Africa Cup of Nations Expansion Plan Rejected for 2028
What happened:
Watch the highlights:
A plan to expand the Africa Cup of Nations from 24 teams to 28 has been rejected, The Guardian reports. The proposal had been made by Confederation of African Football president Patrice Motsepe in February at a press conference in Dar-es-Salaam, Tanzania. If approved, the change would have applied to the 2028 tournament.
Why it matters:
This is a format decision, not just an administrative footnote. Moving from 24 to 28 teams would have changed qualification incentives, tournament balance, scheduling pressure, and the number of nations able to reach the finals. Rejection means the competition avoids a mid-sized expansion that would have sat awkwardly between the current 24-team structure and a cleaner, larger bracket model.

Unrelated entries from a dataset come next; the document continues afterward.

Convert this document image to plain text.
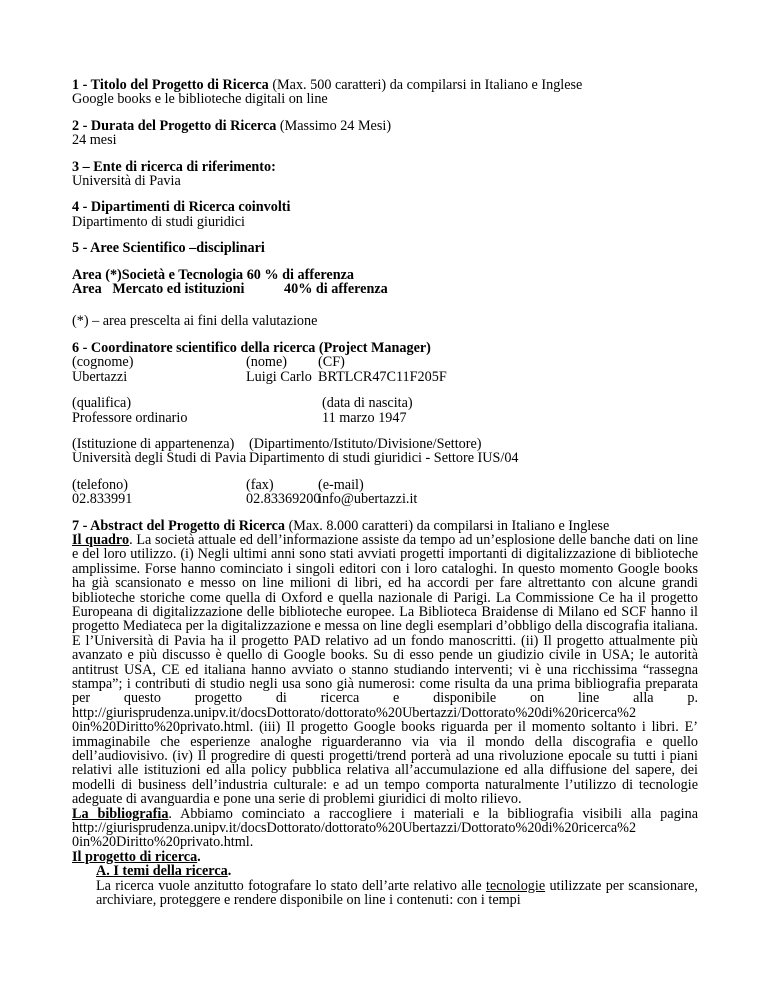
1 - Titolo del Progetto di Ricerca (Max. 500 caratteri) da compilarsi in Italiano e Inglese
Google books e le biblioteche digitali on line
2 - Durata del Progetto di Ricerca (Massimo 24 Mesi)
24 mesi
3 – Ente di ricerca di riferimento:
Università di Pavia
4 - Dipartimenti di Ricerca coinvolti
Dipartimento di studi giuridici
5 - Aree Scientifico –disciplinari
Area (*)Società e Tecnologia 60 % di afferenza
Area   Mercato ed istituzioni	40% di afferenza
(*) – area prescelta ai fini della valutazione
6 - Coordinatore scientifico della ricerca (Project Manager)
(cognome)
Ubertazzi
(nome)
Luigi Carlo
(CF)
BRTLCR47C11F205F
(qualifica)
Professore ordinario
(data di nascita)
11 marzo 1947
(Istituzione di appartenenza)
Università degli Studi di Pavia
(Dipartimento/Istituto/Divisione/Settore)
Dipartimento di studi giuridici - Settore IUS/04
(telefono)
02.833991
(fax)
02.83369200
(e-mail)
info@ubertazzi.it
7 - Abstract del Progetto di Ricerca (Max. 8.000 caratteri) da compilarsi in Italiano e Inglese

Il quadro. La società attuale ed dell’informazione assiste da tempo ad un’esplosione delle banche dati on line e del loro utilizzo. (i) Negli ultimi anni sono stati avviati progetti importanti di digitalizzazione di biblioteche amplissime. Forse hanno cominciato i singoli editori con i loro cataloghi. In questo momento Google books ha già scansionato e messo on line milioni di libri, ed ha accordi per fare altrettanto con alcune grandi biblioteche storiche come quella di Oxford e quella nazionale di Parigi. La Commissione Ce ha il progetto Europeana di digitalizzazione delle biblioteche europee. La Biblioteca Braidense di Milano ed SCF hanno il progetto Mediateca per la digitalizzazione e messa on line degli esemplari d’obbligo della discografia italiana. E l’Università di Pavia ha il progetto PAD relativo ad un fondo manoscritti. (ii) Il progetto attualmente più avanzato e più discusso è quello di Google books. Su di esso pende un giudizio civile in USA; le autorità antitrust USA, CE ed italiana hanno avviato o stanno studiando interventi; vi è una ricchissima “rassegna stampa”; i contributi di studio negli usa sono già numerosi: come risulta da una prima bibliografia preparata per questo progetto di ricerca e disponibile on line alla p. http://giurisprudenza.unipv.it/docsDottorato/dottorato%20Ubertazzi/Dottorato%20di%20ricerca%2 0in%20Diritto%20privato.html. (iii) Il progetto Google books riguarda per il momento soltanto i libri. E’ immaginabile che esperienze analoghe riguarderanno via via il mondo della discografia e quello dell’audiovisivo. (iv) Il progredire di questi progetti/trend porterà ad una rivoluzione epocale su tutti i piani relativi alle istituzioni ed alla policy pubblica relativa all’accumulazione ed alla diffusione del sapere, dei modelli di business dell’industria culturale: e ad un tempo comporta naturalmente l’utilizzo di tecnologie adeguate di avanguardia e pone una serie di problemi giuridici di molto rilievo.

La bibliografia. Abbiamo cominciato a raccogliere i materiali e la bibliografia visibili alla pagina http://giurisprudenza.unipv.it/docsDottorato/dottorato%20Ubertazzi/Dottorato%20di%20ricerca%2 0in%20Diritto%20privato.html.

Il progetto di ricerca.

A. I temi della ricerca.

La ricerca vuole anzitutto fotografare lo stato dell’arte relativo alle tecnologie utilizzate per scansionare, archiviare, proteggere e rendere disponibile on line i contenuti: con i tempi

The politics of the decision:
The Guardian reports that an executive committee member described the proposal as a “very bad idea.” That tells us there was real resistance inside the governance structure, even though Caf has also said its aim is to make the tournament world class. The tension is obvious: expansion can broaden access and commercial reach, but it can also dilute competitive standards or complicate logistics if the tournament design is not convincing.
Tournament impact:
For teams, the immediate consequence is that the qualification target does not get easier for 2028 through four extra finals places. For stronger nations, that protects the existing level of scarcity. For emerging programs, it removes a potential new route into the tournament. The practical pressure stays on qualifying campaigns rather than shifting into a larger finals field.
Format implications:
A 28-team tournament can create design problems. It is not as bracket-friendly as 16 or 32, and it raises questions about groups, third-place qualification, rest patterns, and competitive fairness. The supplied source does not say those were the reasons for rejection, so they should be treated as format implications rather than reported explanations. Still, they help explain why expansion is never just a matter of adding more teams.
What to watch:
Caf's longer-term ambition remains important. The rejection of this specific 28-team plan does not necessarily mean the Africa Cup of Nations will never expand again. It means this proposal, for implementation in 2028, did not get through. The next key signal will be whether Caf returns with a different model, keeps the current structure for multiple cycles, or focuses instead on broadcast, venue, scheduling, and competitive presentation.
Confidence:
Confirmed by the source: the 24-to-28-team expansion plan has been rejected, Patrice Motsepe proposed it in February, and it would have applied from 2028. Not confirmed in the supplied story: the full vote process, the complete list of objections, any replacement format plan, or whether Caf will revisit expansion later.